腹腔镜胆囊切除术开展后不久,胆总管损伤率升至0.5%,且在每位外科医生的早期手术经历中更常出现此类损伤报告。尚不清楚在外科住院医师培训期间学习腹腔镜胆囊切除术是否会影响这一模式。
向美国3657名外科医生邮寄了一份匿名调查问卷,这些医生在1980年至1990年(A组)或1992年至1998年(B组)完成了经毕业后医学教育认证委员会(ACGME)批准的住院医师培训。A组所有外科医生在住院医师培训后学习腹腔镜胆囊切除术,B组所有外科医生在住院医师培训期间学习腹腔镜胆囊切除术。收集的信息包括手术描述、住院医师培训结束后完成的腹腔镜胆囊切除术数量、腹腔镜方面的研究生培训以及外科医生所在医院的腹腔镜胆囊切除术年手术量。此外,询问的技术细节包括是否完成胆管造影、损伤至发现的间隔时间、修复方法以及最终治疗地点。主要终点是腹腔镜胆囊切除术中发生的主要胆管损伤(未将无主要胆管损伤的胆漏列入统计)。

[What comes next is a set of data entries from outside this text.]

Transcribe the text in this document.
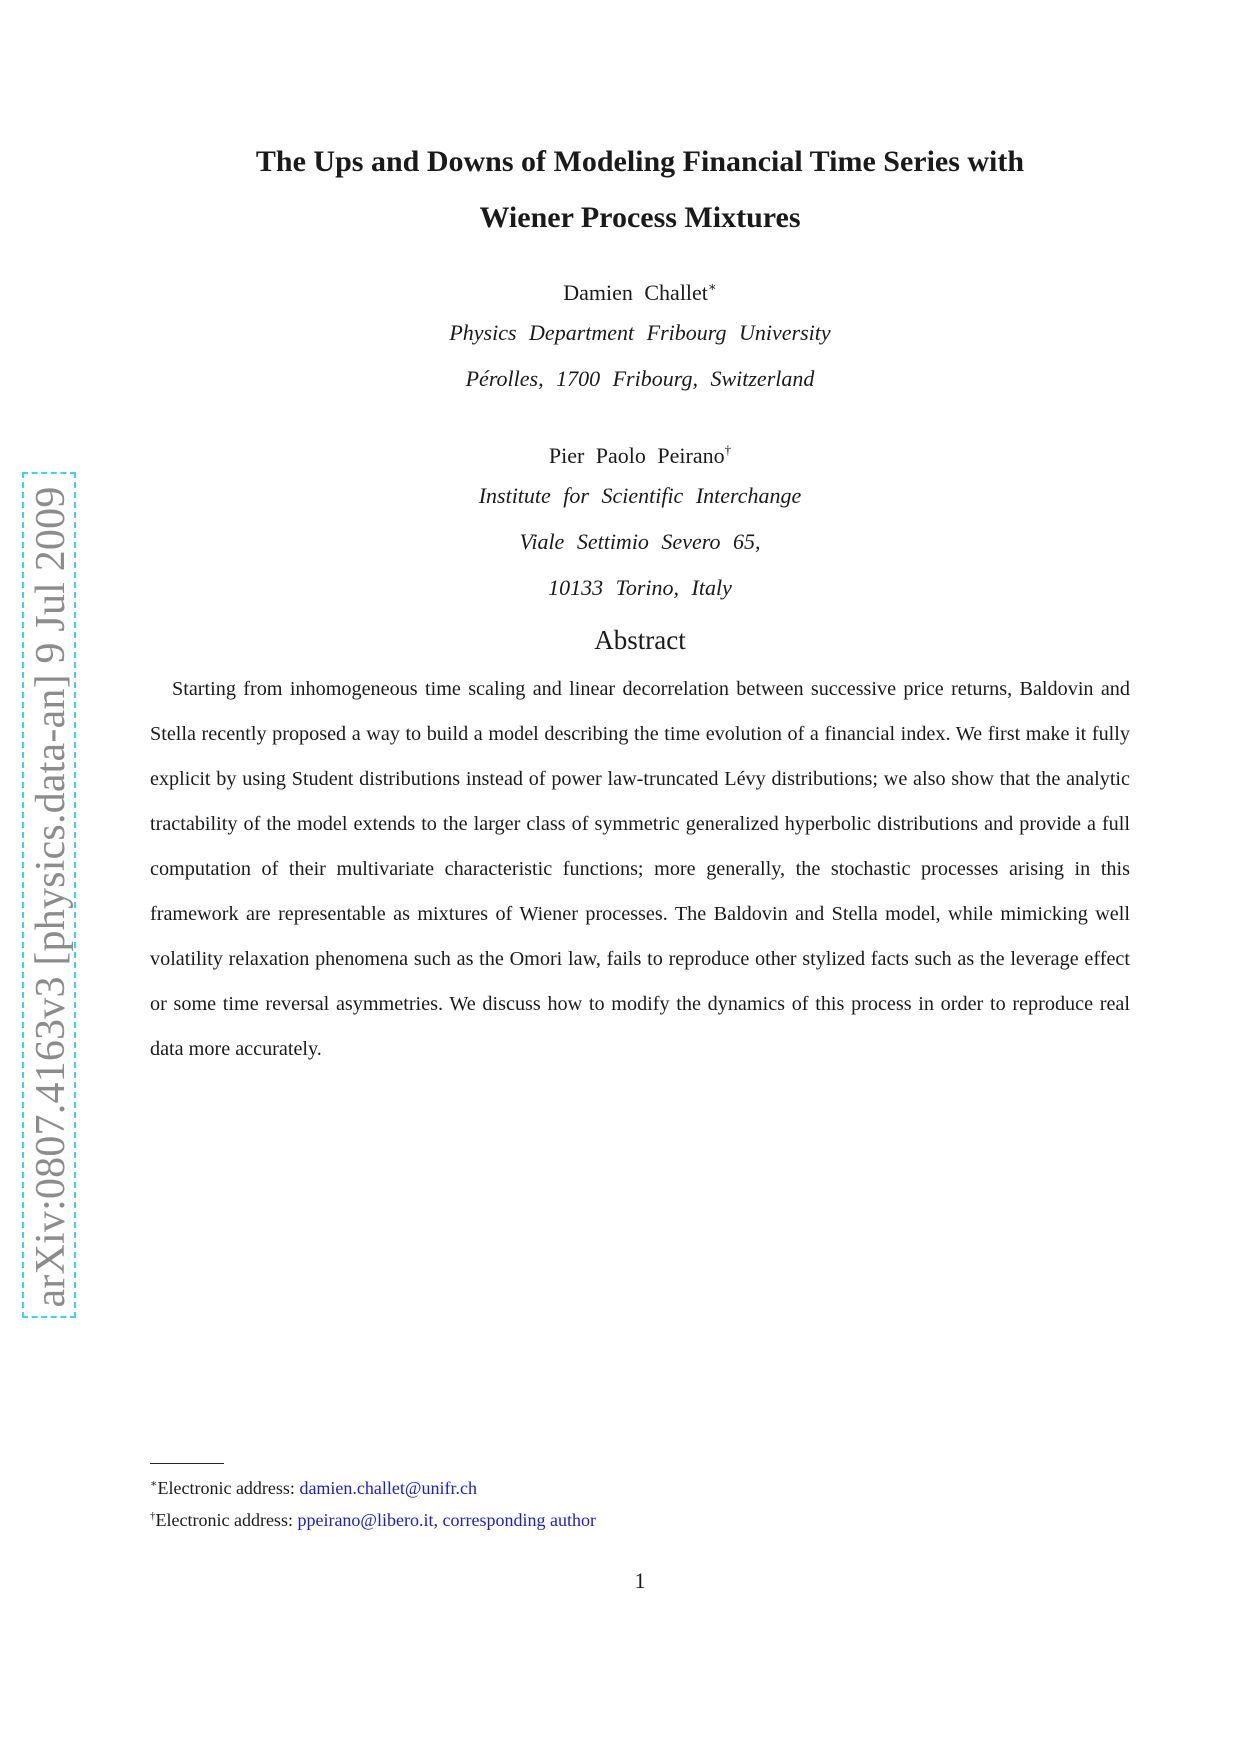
arXiv:0807.4163v3 [physics.data-an] 9 Jul 2009
The Ups and Downs of Modeling Financial Time Series with
Wiener Process Mixtures
Damien Challet∗
Physics Department Fribourg University
Pérolles, 1700 Fribourg, Switzerland
Pier Paolo Peirano†
Institute for Scientific Interchange
Viale Settimio Severo 65,
10133 Torino, Italy
Abstract

Starting from inhomogeneous time scaling and linear decorrelation between successive price returns, Baldovin and Stella recently proposed a way to build a model describing the time evolution of a financial index. We first make it fully explicit by using Student distributions instead of power law-truncated Lévy distributions; we also show that the analytic tractability of the model extends to the larger class of symmetric generalized hyperbolic distributions and provide a full computation of their multivariate characteristic functions; more generally, the stochastic processes arising in this framework are representable as mixtures of Wiener processes. The Baldovin and Stella model, while mimicking well volatility relaxation phenomena such as the Omori law, fails to reproduce other stylized facts such as the leverage effect or some time reversal asymmetries. We discuss how to modify the dynamics of this process in order to reproduce real data more accurately.

∗Electronic address: damien.challet@unifr.ch
†Electronic address: ppeirano@libero.it, corresponding author
1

45%(n = 1661)的调查问卷被填写并返回。A组平均手术经验为13.6年,B组为5.4年。A组422名外科医生(37.6%)和B组143名外科医生(26.5%)报告至少发生过一次损伤。A组40%的损伤发生在前50例手术中,而B组为22%。A组30%的胆管损伤和B组32.9%的所有损伤发生在外科医生完成超过200例腹腔镜胆囊切除术后。不考虑住院医师培训结束后完成的腹腔镜胆囊切除术数量,A组外科医生报告一次或多次胆管损伤的可能性比B组同行高39%,报告两次或更多损伤的可能性高58%。如果完成胆管造影,胆管损伤在手术中被发现的可能性比未进行胆管造影时更高(80.9%对45.1%)。所有主要胆管损伤中有64%需要进行胆管重建,且大多数损伤在损伤发生的医院得到最终治疗。只有14.7%的损伤被转至另一中心进行修复。
鉴于调查偏差会低估胆管损伤的实际发生率,住院医师培训降低了胆管损伤的可能性,但只是通过降低早期“学习曲线”损伤的发生率。如果对学习曲线采用宽泛定义(200例),似乎至少三分之一的损伤与经验不足无关,而可能反映了美国广大外科医生所实施的腹腔镜胆囊切除术技术中的根本性错误。术中胆管造影有助于在损伤发生时在手术中发现损伤。大多数损伤在发生损伤的医院进行修复,并非都转至三级医疗中心。